When you drive through eastern Arkansas in late winter, the quietness between the towns is the first thing you notice. Mile after mile of gray, level rice fields with levees still retaining water from the previous harvest. It sounds good to hear that the grain bins are full—until you speak with the owners. Prices won’t change. The operating loan from last spring is still accruing interest. And a family that has been cultivating the same land since the Eisenhower administration is filing a Chapter 12 petition somewhere in a county courthouse.
In 2025, 315 of those petitions appeared on the federal docket. That represents a 46% increase from the previous year and the second year in a row. The trajectory is what worries those who watch this for a living, even though the number itself is not disastrous by historical standards—the 1980s saw far worse. Speaking with agricultural economists at the moment gives me the impression that the worst of this is still to come. It’s up ahead.
| Indicator | Detail |
|---|---|
| Total Chapter 12 farm bankruptcies in 2025 | 315 filings, up 46% year-over-year |
| Projected total U.S. farm debt (2026) | $624.7 billion — an all-time record |
| Net farm income vs. 2022 record | Down roughly $48 billion, or 24% |
| Hardest-hit regions | Midwest (121 filings) and Southeast (105 filings) |
| State leading filings | Arkansas (33), the most in the 21st century |
| Farms closed since 2017 | More than 160,000 |
| Per-acre rice losses (2026 outlook) | Over $200, even after federal assistance |
| Primary tracking authority | American Farm Bureau Federation Market Intel |
| Historical comparison | Severity not seen since the 1980s farm crisis |
The exact cause of it is not mysterious, but it is obstinately difficult to resolve. Corn, soybean, and wheat commodity prices have returned to levels last observed in 2018 and 2019. Fertilizer, diesel, seed, and the entire costly planting process are examples of input costs that have not decreased. Interest rates are at their highest point in ten years. Additionally, the Farm Bill, which is meant to act as a safety net, has been in legislative purgatory for so long that ad hoc assistance is now the standard rather than the exception. By 2026, the total amount of farm debt is expected to reach $624.7 billion. No one in agriculture is celebrating that record, which is an all-time high.
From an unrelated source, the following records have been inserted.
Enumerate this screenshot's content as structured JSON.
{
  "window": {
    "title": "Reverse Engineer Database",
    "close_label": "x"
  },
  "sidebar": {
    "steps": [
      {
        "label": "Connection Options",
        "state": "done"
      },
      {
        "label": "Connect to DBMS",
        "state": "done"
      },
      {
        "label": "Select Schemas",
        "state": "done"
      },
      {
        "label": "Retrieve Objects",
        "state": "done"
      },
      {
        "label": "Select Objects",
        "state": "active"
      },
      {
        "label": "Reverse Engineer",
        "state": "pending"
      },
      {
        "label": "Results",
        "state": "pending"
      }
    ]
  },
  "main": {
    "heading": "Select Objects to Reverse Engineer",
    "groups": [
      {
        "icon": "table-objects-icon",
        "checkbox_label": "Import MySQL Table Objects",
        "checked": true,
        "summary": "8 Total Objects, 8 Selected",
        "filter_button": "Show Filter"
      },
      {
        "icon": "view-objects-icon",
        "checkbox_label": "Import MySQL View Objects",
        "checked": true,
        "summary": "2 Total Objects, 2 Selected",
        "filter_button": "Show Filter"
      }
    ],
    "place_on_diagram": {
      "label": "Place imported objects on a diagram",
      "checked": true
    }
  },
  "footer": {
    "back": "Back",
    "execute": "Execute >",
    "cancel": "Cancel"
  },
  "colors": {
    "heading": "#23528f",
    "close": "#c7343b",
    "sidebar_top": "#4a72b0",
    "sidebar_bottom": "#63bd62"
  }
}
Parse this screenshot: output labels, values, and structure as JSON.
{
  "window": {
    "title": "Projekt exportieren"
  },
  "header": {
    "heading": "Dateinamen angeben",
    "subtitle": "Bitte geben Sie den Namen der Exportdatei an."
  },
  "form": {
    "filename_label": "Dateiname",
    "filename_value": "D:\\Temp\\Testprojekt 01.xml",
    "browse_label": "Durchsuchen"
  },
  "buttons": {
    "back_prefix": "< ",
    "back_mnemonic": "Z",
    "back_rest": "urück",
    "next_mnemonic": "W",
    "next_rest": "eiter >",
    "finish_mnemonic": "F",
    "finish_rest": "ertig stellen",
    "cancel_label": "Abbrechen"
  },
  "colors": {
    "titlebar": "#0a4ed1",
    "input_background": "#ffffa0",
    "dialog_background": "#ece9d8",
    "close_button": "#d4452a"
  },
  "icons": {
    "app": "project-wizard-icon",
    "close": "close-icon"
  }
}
The geographic concentration has a narrative of its own. Over two-thirds of all 2025 filings came from the Midwest and the Southeast. With 33 cases, Arkansas, the nation’s largest producer of rice, topped the list. Georgia came next with 27, a 145% increase over the prior year. Filings in Wisconsin increased by 700%. Florida increased threefold. Iowa increased by more than three times. It’s difficult not to get the impression that something structural is breaking as you watch these numbers come in, county by county; that this is a slower, deeper accumulation rather than a year of bad weather or a single commodity glut.

In discussions with extension economists, one particular detail keeps coming up. Chapter 12 is frequently completely ineligible for family farms that rely on off-farm revenue, such as a son operating a truck or a spouse working at the school. The farm itself must provide the majority of the household’s income. Therefore, even though the bankruptcy statistics are concerning, they most likely understate the actual harm. Not all farms are filing. They’re about to close. Since 2017, over 160,000 have closed, and the majority of those exits were never recorded in any court database.
Lenders are beginning to prepare. Agricultural creditors were recently advised by the legal firm Adams & Reese to audit their loan files before the next wave of defaults arrives. When things are stable, no memo of that type is written. Bankruptcy is what economists refer to as a lagging indicator—the filings continue even after conditions improve—but the situation may change if commodity prices stabilize and tariff frictions lessen. This has been referred to as a generational downturn by the American Farm Bureau. Farmers in their sixties who witnessed their parents’ surgeries as children in the 1980s say it feels familiar in ways they hoped would never happen again.